The 2026 Enlyte Envision Trends Report, released this week, shows average days to first workers’ compensation treatment rose from 9.2 in 2022 to 16.1 in 2025. The median held at one day, meaning most injured workers still reach care quickly. But a growing subset is waiting significantly longer, particularly for professional office visits, and that delay is reshaping the loss development patterns self-insured employers rely on to set reserves.
Who it affects
Self-insured employers across all industries with retained WC programs, particularly those in states or regions where provider access has tightened. The effect is sharpest for employers with large shares of musculoskeletal and soft tissue injuries, which account for nearly half of all WC claims and are disproportionately routed through professional office settings rather than emergency departments or urgent care. Urgent care usage rose from 16.7% to 20.5% of injured workers over the same period, suggesting some workers are substituting immediate-access facilities when scheduled care is unavailable. Many others are simply waiting.

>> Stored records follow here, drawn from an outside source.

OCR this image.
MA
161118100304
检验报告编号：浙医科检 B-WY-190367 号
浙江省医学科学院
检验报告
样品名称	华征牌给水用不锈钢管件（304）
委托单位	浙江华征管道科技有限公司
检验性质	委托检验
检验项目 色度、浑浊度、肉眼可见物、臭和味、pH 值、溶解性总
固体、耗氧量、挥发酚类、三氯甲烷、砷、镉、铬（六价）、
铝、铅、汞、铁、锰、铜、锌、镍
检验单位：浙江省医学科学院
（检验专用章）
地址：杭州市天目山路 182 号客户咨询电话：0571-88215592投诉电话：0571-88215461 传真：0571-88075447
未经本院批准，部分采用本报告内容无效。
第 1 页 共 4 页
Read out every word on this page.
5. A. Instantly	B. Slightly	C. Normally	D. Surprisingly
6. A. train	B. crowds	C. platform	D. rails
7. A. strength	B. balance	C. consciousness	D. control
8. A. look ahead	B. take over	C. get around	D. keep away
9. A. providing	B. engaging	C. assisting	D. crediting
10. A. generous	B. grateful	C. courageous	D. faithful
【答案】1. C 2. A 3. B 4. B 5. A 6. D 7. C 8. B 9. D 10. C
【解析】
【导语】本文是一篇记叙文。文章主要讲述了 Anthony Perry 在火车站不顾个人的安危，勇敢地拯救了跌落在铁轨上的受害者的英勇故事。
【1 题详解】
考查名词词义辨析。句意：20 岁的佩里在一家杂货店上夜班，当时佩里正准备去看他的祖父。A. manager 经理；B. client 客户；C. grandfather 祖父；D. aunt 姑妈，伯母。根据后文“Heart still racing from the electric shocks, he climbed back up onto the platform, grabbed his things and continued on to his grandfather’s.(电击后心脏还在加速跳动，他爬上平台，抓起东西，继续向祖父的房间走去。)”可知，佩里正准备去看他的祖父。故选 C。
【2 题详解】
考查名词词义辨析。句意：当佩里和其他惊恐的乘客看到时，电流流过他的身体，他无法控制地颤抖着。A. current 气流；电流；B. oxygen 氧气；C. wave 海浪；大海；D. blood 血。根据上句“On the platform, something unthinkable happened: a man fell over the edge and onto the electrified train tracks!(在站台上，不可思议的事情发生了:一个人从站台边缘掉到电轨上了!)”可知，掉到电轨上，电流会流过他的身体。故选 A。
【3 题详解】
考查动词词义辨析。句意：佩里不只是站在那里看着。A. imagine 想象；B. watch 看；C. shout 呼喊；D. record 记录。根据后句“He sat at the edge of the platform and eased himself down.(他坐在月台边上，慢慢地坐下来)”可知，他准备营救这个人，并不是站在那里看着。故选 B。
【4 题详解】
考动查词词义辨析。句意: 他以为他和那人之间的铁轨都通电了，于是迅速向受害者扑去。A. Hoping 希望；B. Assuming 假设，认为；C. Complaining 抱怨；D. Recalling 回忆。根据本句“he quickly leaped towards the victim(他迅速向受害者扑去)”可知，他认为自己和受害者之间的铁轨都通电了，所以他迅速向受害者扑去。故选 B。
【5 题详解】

The reserve mechanism: development pattern shift
When an injured worker waits 16 days instead of nine to see a provider, everything downstream shifts: first medical payment, initial case reserve establishment, and the point at which the claim appears in the employer’s loss data. For a self-insured employer whose actuary selects chain ladder development factors from 2019-to-2021 experience, that shift matters. The early-maturity link ratios, particularly the 12-to-24-month factors, were calibrated to a world where first treatment happened in roughly nine days. With that window now 75% wider for a growing share of claims, those factors will understate the volume of loss still emerging.
The effect compounds two ways. First, pure IBNR rises because the lag between occurrence and first payment extends the window during which a claim is incurred but not yet reported. Second, case reserves on late-presenting claims are set with less diagnostic information. A claim that reaches an orthopedist on day 16 instead of day nine has not yet had imaging, a treatment plan, or a disability duration estimate when the adjuster sets the initial reserve. That reserve is more likely to develop adversely.
This is not a frequency problem. National WC claim frequency remained flat through 2025. The pressure is entirely on the severity and development side. Average allowed medical costs per claimant reached $4,398, up 9.5% since 2022, and behavioral health comorbidity is adding further duration and cost to claims already delayed in reaching care.
What this means for your next review
Ask your actuary whether the 12-to-24-month development factors in your current study reflect 2023-to-2025 diagonal experience or are still anchored to pre-2022 patterns. If the newer diagonals show hotter development at early maturities, the treatment delay trend is a likely contributor.
Request a distribution of days-to-first-treatment from your TPA, segmented by injury type. If the tail of that distribution is lengthening, your IBNR estimate at early accident year maturities may need a loading factor or a Bornhuetter-Ferguson prior that accounts for the access lag. The actuarial report should disclose whether the expected claim ratio reflects the current treatment environment or a historical baseline that no longer holds.
For employers in states where provider network access is thinning, monitor the gap between injury date and first medical bill at the claim level. That metric is a leading indicator of development pattern shift and should be on every interim monitoring agenda.